- Born: Tom Inglis Moore 28 September 1901 Camden, New South Wales
- Died: 23 July 1978 (aged 76) Canberra, A.C.T.
- Occupations: writer, anthologist and academic
- Writing career
- Language: English
- Years active: 1930-1978

= T. Inglis Moore =

Australian writer, critic and editor (1901–1978)

T. Inglis Moore (1901–1978) was an Australian writer, anthologist and academic who was born in Camden, New South Wales.

Moore was the fifth of seven children and was educated at Sydney Grammar School and University of Sydney where he received a B.A. in 1923, graduating with first-class honours in English, history and philosophy. He was awarded a James King of Irrawang travelling scholarship and studied politics, philosophy and economics at The Queen's College, Oxford receiving a B.A. in 1926 and an M.A. in 1933. In 1927 he married Peace Flavelle Little stepsister/cousin of Elaine Marjory Little they had one child Pacita in 1934

Moore taught in universities in Iowa and the Philippines before returning to Sydney in 1931, where he taught at the university. From 1934 to 1940 he was a leader-writer and literary reviewer for The Sydney Morning Herald, before enlisting in the Australian Imperial Force in July 1940. After the war he taught at Canberra University College, which was later amalgamated with the Australian National University. In 1956 he was elected inaugural chair of the Commonwealth Council of the Fellowship of Australian Writers. He was promoted to associate professor in 1959, and retired in 1966.

Moore was a member of the advisory board of the Commonwealth Literary Fund from 1945 to 1971 and was a passionate supporter of Australian literature. During his working life he published collections of poetry, gave talks for the Australian Broadcasting Commission on literary topics, wrote reviews and critical articles, and edited anthologies of Australian short stories and poetry.

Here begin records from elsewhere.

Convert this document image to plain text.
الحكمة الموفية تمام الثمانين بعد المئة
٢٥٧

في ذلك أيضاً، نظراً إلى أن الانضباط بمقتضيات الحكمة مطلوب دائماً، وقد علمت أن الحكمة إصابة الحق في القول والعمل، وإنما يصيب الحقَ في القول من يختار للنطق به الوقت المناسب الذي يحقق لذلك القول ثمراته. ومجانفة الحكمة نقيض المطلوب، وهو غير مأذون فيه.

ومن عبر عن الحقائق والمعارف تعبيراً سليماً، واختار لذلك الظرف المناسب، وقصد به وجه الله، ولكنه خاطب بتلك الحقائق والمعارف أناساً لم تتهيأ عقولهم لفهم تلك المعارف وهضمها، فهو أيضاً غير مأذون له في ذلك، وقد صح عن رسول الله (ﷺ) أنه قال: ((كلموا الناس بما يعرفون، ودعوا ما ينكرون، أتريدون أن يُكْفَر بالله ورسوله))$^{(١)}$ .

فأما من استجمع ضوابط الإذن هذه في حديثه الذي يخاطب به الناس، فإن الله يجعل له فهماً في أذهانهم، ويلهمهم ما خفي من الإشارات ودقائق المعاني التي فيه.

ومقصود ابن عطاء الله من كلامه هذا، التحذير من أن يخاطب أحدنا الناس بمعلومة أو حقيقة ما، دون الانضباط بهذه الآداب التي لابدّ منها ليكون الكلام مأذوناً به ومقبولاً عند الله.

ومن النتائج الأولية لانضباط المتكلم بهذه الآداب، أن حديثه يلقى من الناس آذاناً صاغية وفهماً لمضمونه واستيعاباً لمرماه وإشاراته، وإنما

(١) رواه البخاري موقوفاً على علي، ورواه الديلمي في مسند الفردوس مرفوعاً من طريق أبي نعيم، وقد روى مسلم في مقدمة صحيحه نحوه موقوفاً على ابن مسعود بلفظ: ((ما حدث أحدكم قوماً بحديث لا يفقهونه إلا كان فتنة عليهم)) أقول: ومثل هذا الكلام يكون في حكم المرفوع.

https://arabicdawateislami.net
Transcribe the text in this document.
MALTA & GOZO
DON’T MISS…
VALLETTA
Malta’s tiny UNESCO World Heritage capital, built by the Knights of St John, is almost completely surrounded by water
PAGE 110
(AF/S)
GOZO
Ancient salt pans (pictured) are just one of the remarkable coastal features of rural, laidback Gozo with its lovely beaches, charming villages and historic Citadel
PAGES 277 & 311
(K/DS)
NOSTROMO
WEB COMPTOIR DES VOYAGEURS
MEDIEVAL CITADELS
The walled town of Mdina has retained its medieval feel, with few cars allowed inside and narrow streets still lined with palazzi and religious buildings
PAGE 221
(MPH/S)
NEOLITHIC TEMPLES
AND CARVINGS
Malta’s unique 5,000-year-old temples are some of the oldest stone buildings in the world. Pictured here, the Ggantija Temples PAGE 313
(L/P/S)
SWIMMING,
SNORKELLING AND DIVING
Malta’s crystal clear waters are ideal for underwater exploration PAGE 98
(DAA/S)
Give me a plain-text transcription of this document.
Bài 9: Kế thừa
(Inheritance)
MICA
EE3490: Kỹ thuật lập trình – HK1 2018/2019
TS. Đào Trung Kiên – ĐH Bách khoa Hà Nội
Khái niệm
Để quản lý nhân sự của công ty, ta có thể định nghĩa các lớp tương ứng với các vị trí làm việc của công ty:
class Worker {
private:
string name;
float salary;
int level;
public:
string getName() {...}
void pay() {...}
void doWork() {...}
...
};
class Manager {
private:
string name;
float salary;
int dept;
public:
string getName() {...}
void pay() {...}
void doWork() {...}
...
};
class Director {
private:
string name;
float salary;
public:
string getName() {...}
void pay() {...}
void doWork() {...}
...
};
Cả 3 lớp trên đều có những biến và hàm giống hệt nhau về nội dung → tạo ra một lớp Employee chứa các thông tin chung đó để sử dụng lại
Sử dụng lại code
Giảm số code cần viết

He died in Canberra in 1978.

== Bibliography ==

=== Novels ===
- Moore, T. Inglis (1935). "The half way sun : a tale of the Philippine Islands"

=== Poetry ===
- Collections
- Adagio in Blue : Poems (1938)
- Emu Parade : Poems from Camp (1941)
- Bayonet and Glass (1957)

=== Edited anthologies ===
- Best Australian One-Act Plays (1937) compiled with William Moore
- Australian Poetry, 1946 (1946) poetry anthology
- Australia Writes (1953) poetry and fiction anthology
- Selected Poems of Henry Kendall (1957)
- Henry Kendall (1963) poetry of Henry Kendall
- From the Ballads to Brennan (1964) poetry anthology

=== Non-fiction ===
- Six Australian Poets (1942) criticism and biography
- The Misfortunes of Henry Handel Richardson (1957) criticism
- Mary Gilmore : A Tribute (1965) edited with Barrie Ovenden and Dymphna Cusack
- Rolf Boldrewood (1968) biography
- Social Patterns in Australian Literature (1971) criticism
- Letters of Mary Gilmore (1980) edited with W. H. Wilde
- The Australia Book : The Portrait of a Nation by Our Greatest Writers (1982)

== Drama ==
- *We're Going Through (1943)

== Readings ==
Inglis Moore conducted two poetry readings of his works that were recorded. One in 1959, and the other in 1967. These recordings can be found at the National Library of Australia.